Decatur Metro | June 16, 2011 | 9:48 amOwlish points to this thought-provoking op-ed in the New York Times from a few days back by the architecture critic for The New Republic, Sarah Williams Goldhagen, responding to architect Rem Koolhaas’ recent accusations that preservationists “cherry-pick the past”, “destroy people’s complex sense of the urban environment” and all too often are caught snogging with developers.
Here’s a blurb from Koolhaas’ exhibit description on the New Exhibitions Museum website…
Koolhaas seeks to find what the future of our memory will look like, and how our obsession with heritage is creating an artificial re-engineered version of our memory. Lacking a set of coherent strategies or policies and generally not engaged by architects and designers, preservation is an under-examined topic, but increasingly relevant as we enter an age of “Cronocaos,” in which the boundaries between preservation, construction, and demolition collapse, forever changing the course of linear evolution of time.

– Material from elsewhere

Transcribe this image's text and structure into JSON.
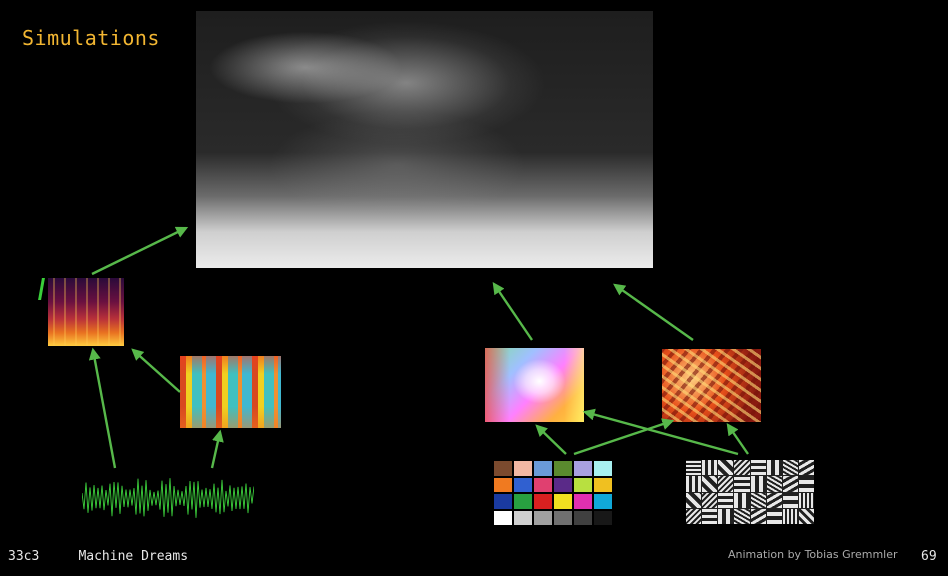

Hmm…I wonder what Koolhaas would say a natural, non-“re-engineered” memory looks like.
Williams argues that while there’s some truth to Koolhaas’ critiques – and I would perhaps add a dash of “Hello Pot, my name is Kettle!” – preservation is not actually the cause these problems. Instead, it’s a stop-gap measure acting as a very blunt tool in lieu of more comprehensive city planning departments, which should be considering preservation and development in the same breath.
She goes on to give an insightful and concise history of the preservation movement – including when things came to a head in the mid-1960s when the public decided it had had enough with urban renewal projects blindly tearing down their physical history (see NYC’s Penn Station above) – up to the present day when in many cities around the country “decisions about managing urban development are frequently framed as decisions about what or what not to preserve, with little sense of how those decisions affect the surrounding neighborhood.”
She concludes…
Instead of bashing preservation, we should restrict it to its proper domain. Design review boards, staffed by professionals trained in aesthetics and urban issues and able to influence planning and preservation decisions, should become an integral part of the urban development process. At the same time, city planning offices must be returned to their former, powerful role in urban policy.

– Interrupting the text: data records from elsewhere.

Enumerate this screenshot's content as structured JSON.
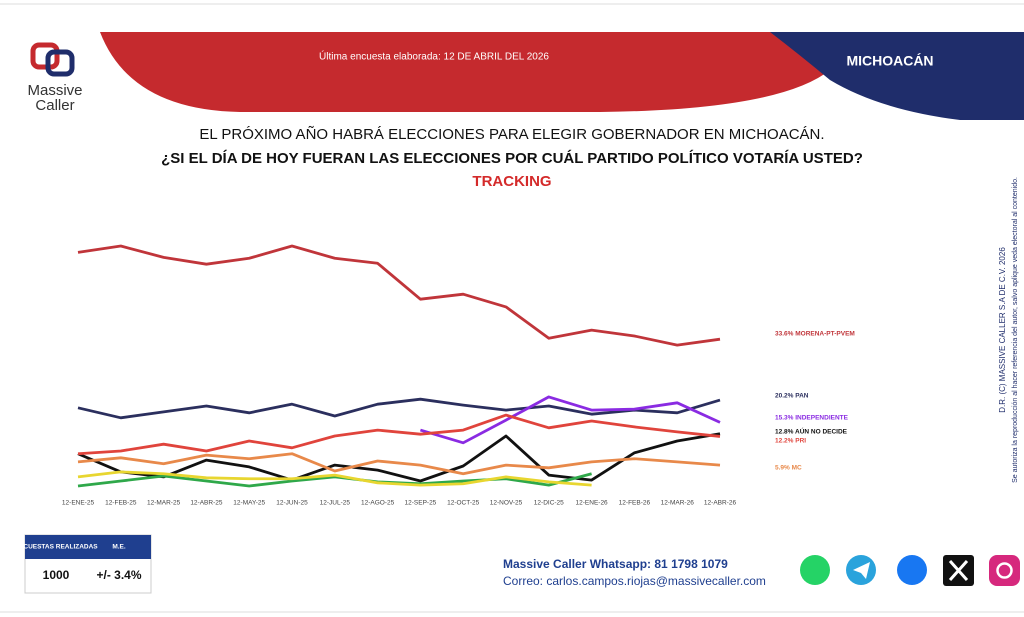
{
  "header": {
    "logo": [
      "Massive",
      "Caller"
    ],
    "last_survey": "Última encuesta elaborada: 12 DE ABRIL DEL 2026",
    "region": "MICHOACÁN"
  },
  "question": [
    "EL PRÓXIMO AÑO HABRÁ ELECCIONES PARA ELEGIR GOBERNADOR EN MICHOACÁN.",
    "¿SI EL DÍA DE HOY FUERAN LAS ELECCIONES POR CUÁL PARTIDO POLÍTICO VOTARÍA USTED?",
    "TRACKING"
  ],
  "chart_data": {
    "type": "line",
    "categories": [
      "12-ENE-25",
      "12-FEB-25",
      "12-MAR-25",
      "12-ABR-25",
      "12-MAY-25",
      "12-JUN-25",
      "12-JUL-25",
      "12-AGO-25",
      "12-SEP-25",
      "12-OCT-25",
      "12-NOV-25",
      "12-DIC-25",
      "12-ENE-26",
      "12-FEB-26",
      "12-MAR-26",
      "12-ABR-26"
    ],
    "series": [
      {
        "name": "33.6% MORENA-PT-PVEM",
        "color": "#c0353a",
        "values": [
          52.7,
          54.1,
          51.6,
          50.1,
          51.4,
          54.1,
          51.4,
          50.3,
          42.4,
          43.5,
          40.7,
          33.8,
          35.6,
          34.3,
          32.3,
          33.6
        ]
      },
      {
        "name": "20.2% PAN",
        "color": "#2b2f5e",
        "values": [
          18.5,
          16.3,
          17.6,
          18.9,
          17.4,
          19.3,
          16.7,
          19.3,
          20.4,
          19.1,
          18.0,
          18.9,
          17.1,
          18.0,
          17.4,
          20.2
        ]
      },
      {
        "name": "15.3% INDEPENDIENTE",
        "color": "#8a2be2",
        "values": [
          null,
          null,
          null,
          null,
          null,
          null,
          null,
          null,
          13.6,
          10.8,
          15.8,
          20.9,
          18.0,
          18.2,
          19.6,
          15.3
        ]
      },
      {
        "name": "12.8% AÚN NO DECIDE",
        "color": "#111111",
        "values": [
          8.4,
          4.4,
          3.3,
          7.0,
          5.5,
          2.6,
          5.9,
          4.8,
          2.4,
          5.7,
          12.3,
          3.7,
          2.6,
          8.6,
          11.2,
          12.8
        ]
      },
      {
        "name": "12.2% PRI",
        "color": "#e0443c",
        "values": [
          8.4,
          9.0,
          10.5,
          9.0,
          11.2,
          9.7,
          12.3,
          13.6,
          12.7,
          13.6,
          16.9,
          14.1,
          15.6,
          14.3,
          13.2,
          12.2
        ]
      },
      {
        "name": "5.9% MC",
        "color": "#e8894a",
        "values": [
          6.6,
          7.5,
          6.2,
          8.1,
          7.3,
          8.4,
          4.6,
          6.8,
          5.9,
          4.0,
          5.9,
          5.3,
          6.6,
          7.3,
          6.6,
          5.9
        ]
      },
      {
        "color": "#2fa84a",
        "values": [
          1.3,
          2.4,
          3.5,
          2.4,
          1.3,
          2.4,
          3.3,
          2.2,
          1.8,
          2.4,
          2.9,
          1.5,
          4.0,
          null,
          null,
          null
        ]
      },
      {
        "color": "#e8d630",
        "values": [
          3.3,
          4.4,
          4.0,
          3.1,
          2.9,
          2.9,
          3.7,
          2.0,
          1.5,
          1.8,
          3.3,
          2.2,
          1.5,
          null,
          null,
          null
        ]
      }
    ]
  },
  "copyright": [
    "D.R. (C) MASSIVE CALLER S.A DE C.V. 2026",
    "Se autoriza la reproducción al hacer referencia del autor, salvo aplique veda electoral al contenido."
  ],
  "table": {
    "header": [
      "ENCUESTAS REALIZADAS",
      "M.E."
    ],
    "row": [
      "1000",
      "+/- 3.4%"
    ]
  },
  "contact": [
    "Massive Caller Whatsapp: 81 1798 1079",
    "Correo: carlos.campos.riojas@massivecaller.com"
  ]
}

We can argue all day about the “proper” role of government in urban planning, but it’s hard to argue that preservation ordinances all too often step in to fill a larger policy void in the present day. Decatur has had its fair share of examples of historic districts spurred on mainly to impose height of size limits – from Old Decatur’s historic status stemming from the never-built condos on Hillyer to the Oakhurst kerfuffle over whether it should become a historic district due to the number of tear downs and larger new construction.
The 2010 Strategic Plan task 3a aims at tackling some of what’s lacking in our current planning, by adopting “new transitional design standards to integrate commercial, mixed-use, and residential districts.”, while Goal 4 looks to “encourage the preservation of neighborhoods and appropriate
reuse of historic structures.” It will be interesting to see how an if these policies combined will create an even more precise and acceptable preservation policy going forward.